By taking care of yourself and taking care of your relationships, you, your partner, and any other support people are creating a safe and secure place for your new baby to come home to. Find a guide below to assess if your relationship is healthy, unhealthy or abusive.

On this page, you’ll also learn how pregnancy can affect your sexuality.

Healthy relationships

You’ve likely had many different kinds of relationships throughout your life. There are relationships with family, friends, and co-workers as well as sexual or intimate relationships. Healthy relationships can offer support and comfort and improve overall health and well-being. Having a healthy relationship with your partner and others will help you feel supported throughout your pregnancy.

Understanding your relationship

When you think about your relationship with your partner or others, it might be helpful to think about what makes a relationship healthy, unhealthy or abusive. Sometimes stress, family changes or the responsibilities of having children can lead to conflict—and conflict can sometimes lead to family violence.

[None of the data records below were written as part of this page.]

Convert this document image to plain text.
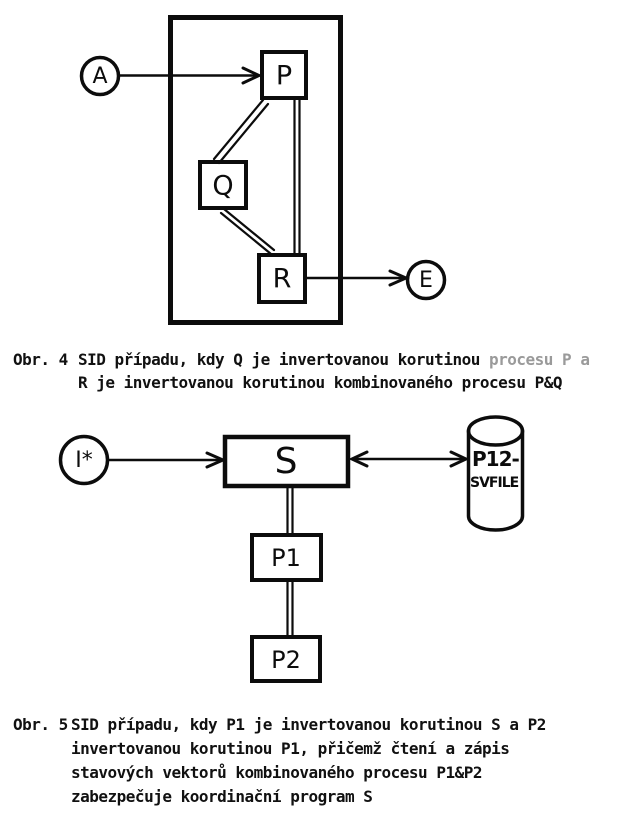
A	P
Q
R	E
I*	S
P1
P2
P12-
SVFILE
Obr. 4 SID případu, kdy Q je invertovanou korutinou procesu P a
R je invertovanou korutinou kombinovaného procesu P&Q
Obr. 5 SID případu, kdy P1 je invertovanou korutinou S a P2
invertovanou korutinou P1, přičemž čtení a zápis
stavových vektorů kombinovaného procesu P1&P2
zabezpečuje koordinační program S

Family violence happens when someone uses abusive behaviour to control or harm a family member or someone they have a close relationship with. For some families, abusive behaviour may have started before the pregnancy. Often, it begins or gets worse during pregnancy or after birth.

If you’re not sure if your relationship is healthy, you can use the examples below as a guide. However, it’s also important to trust your instincts. If something doesn’t feel right in your relationship—and you feel safe to do so—think about making changes now. It’s normal for adults to disagree—but abuse is never acceptable.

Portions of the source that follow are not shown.